Hybrid solutions
Dr. Klaus Krüger, Head of Plant & Product Safety and Innovation at Voith Hydro, explains why hybrid solutions will become increasingly important for generating and storing clean, renewable energy.
In a forest overlooking the small town of Gaildorf in southwestern Germany, a unique renewable-energy project is underway. The “Naturstromspeicher” (natural electricity storage plant) combines a pumped storage hydroelectricity power station with a wind farm. The base of each of the farm’s four wind turbines acts as a reservoir. To generate electricity, this water is released downhill through pump turbines. If there is a surplus of power in the grid, the water turbines switch to pump mode and drive the water back up to the wind turbine reservoirs. An adjacent area of the Kocher River will be used for the lower reservoir, which can also be used as a retention pond in flood seasons.
Built-in flexibility
In September 2016, Voith was selected to supply three reversible Francis pump turbines for this groundbreaking project. Dr. Klaus Krüger, Head of Plant & Product Safety and Innovation at Voith Hydro, says the 16 MW Naturstromspeicher plant makes it easier to integrate renewable energy into the grid. “Pumped storage plants are a proven solution for flexible bulk energy storage, which is crucial when using more volatile sources of electricity generation like wind and solar.”

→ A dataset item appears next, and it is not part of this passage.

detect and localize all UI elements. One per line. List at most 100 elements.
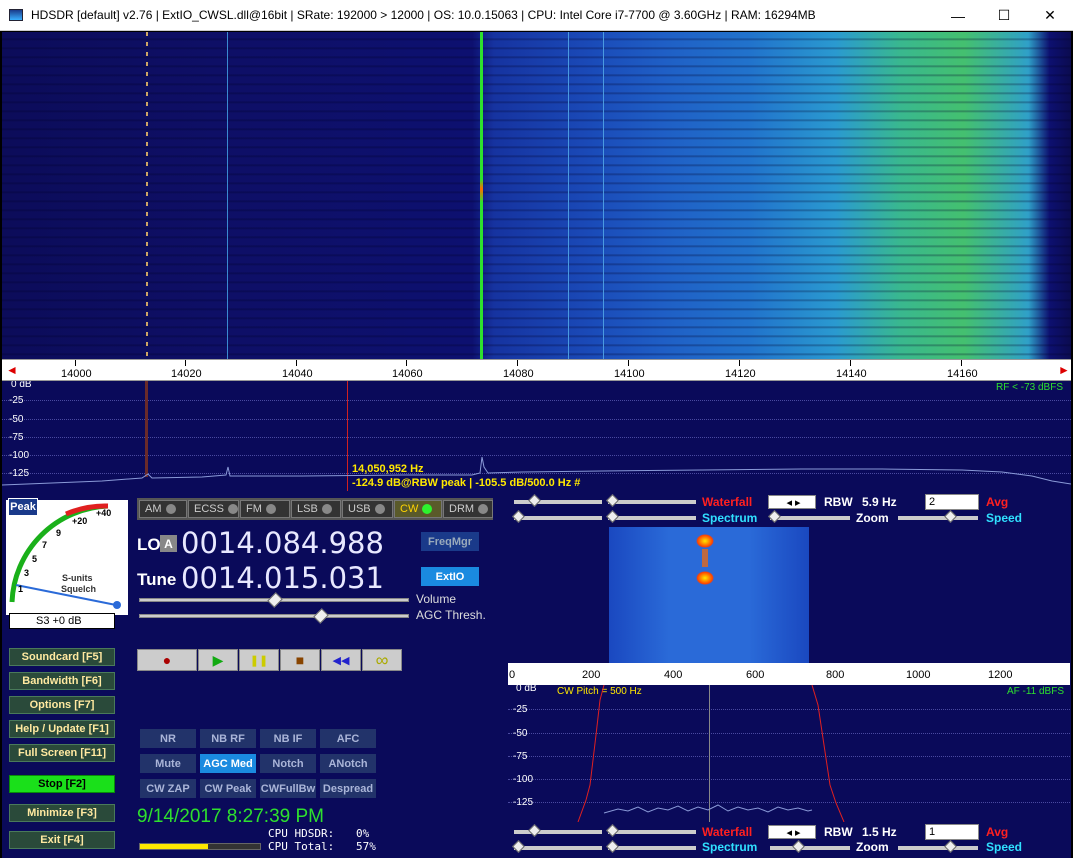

Combining pumped storage with a wind farm provides a new way to generate and store clean energy. The extra height provided by the reservoir bases results in taller wind towers that allow the wind turbines to generate more energy. Planning and infrastructure costs, and environmental impact, can be reduced as the two technologies use the same service access, grid connection and substation. “The storage, fast start-up times and load control options of the three speed-variable units will also allow the operator to profit across different energy trading markets, such as balancing energy, control power and spot markets. And pumped storage can avoid wind curtailment in case of negative energy spot market prices,” adds Krüger.
What’s more, by using the wind towers as upper reservoirs, geography becomes less of a limiting factor, opening the potential of decentralized pumped storage to more sites served by municipal utilities. “The hybrid concept could also be applied to small grids, on islands, for example,” Krüger explains. “Then you could even use salt water, with the ocean as the lower reservoir, instead of precious fresh water.”
Symbiotic saltwater applications
Using salt water for pumped storage plants presents other technical challenges, particularly protecting equipment against corrosion, which can be solved technically. Krüger and his colleagues are researching how to realize the huge potential of combining seawater and pumped storage economically, with the possibility to provide more than just electricity. This could be accomplished with symbiotic approaches.
One exciting symbiotic solution could help provide two vital resources: renewable power and clean fresh water. Around the world, desalination plants use reverse osmosis (RO) to turn seawater into drinking water by forcing it through semi-permeable membranes. However, it is an energy-intensive process that requires large amounts of electricity, often produced by fossil-fuel power plants. Instead, Krüger says, “Combining a seawater pumped storage system, powered by solar or wind energy, with a passive RO desalination plant could present an effective, environmentally friendly solution. The ocean would be used as the lower reservoir, with the upper reservoir in nearby coastal mountains. Rather than using high-pressure pumps and motors to push water against the membrane, as in classic RO plants, this would work passively: the pressure comes from the head of the upper reservoir. And the constant pressure allows the RO plant to run 24/7.”
Just like the hydro-wind hybrid, this concept reduces costs by co-locating and simplifying systems, and generates zero CO2 emissions during operation. Such large-scale pumped storage solutions could convert volatile wind or solar energy into an economical, controllable base load generation source, with quality and availability similar to coal- or gas-fired plants. Krüger summarizes: “They could bring greater grid stability, skilled jobs and hope for a decarbonized future. And solar photovoltaic (PV) and wind turbines feeding saltwater pumped hydro, co-located with passive RO plants near the ocean, could provide power and fresh water for coastal regions with water scarcity.”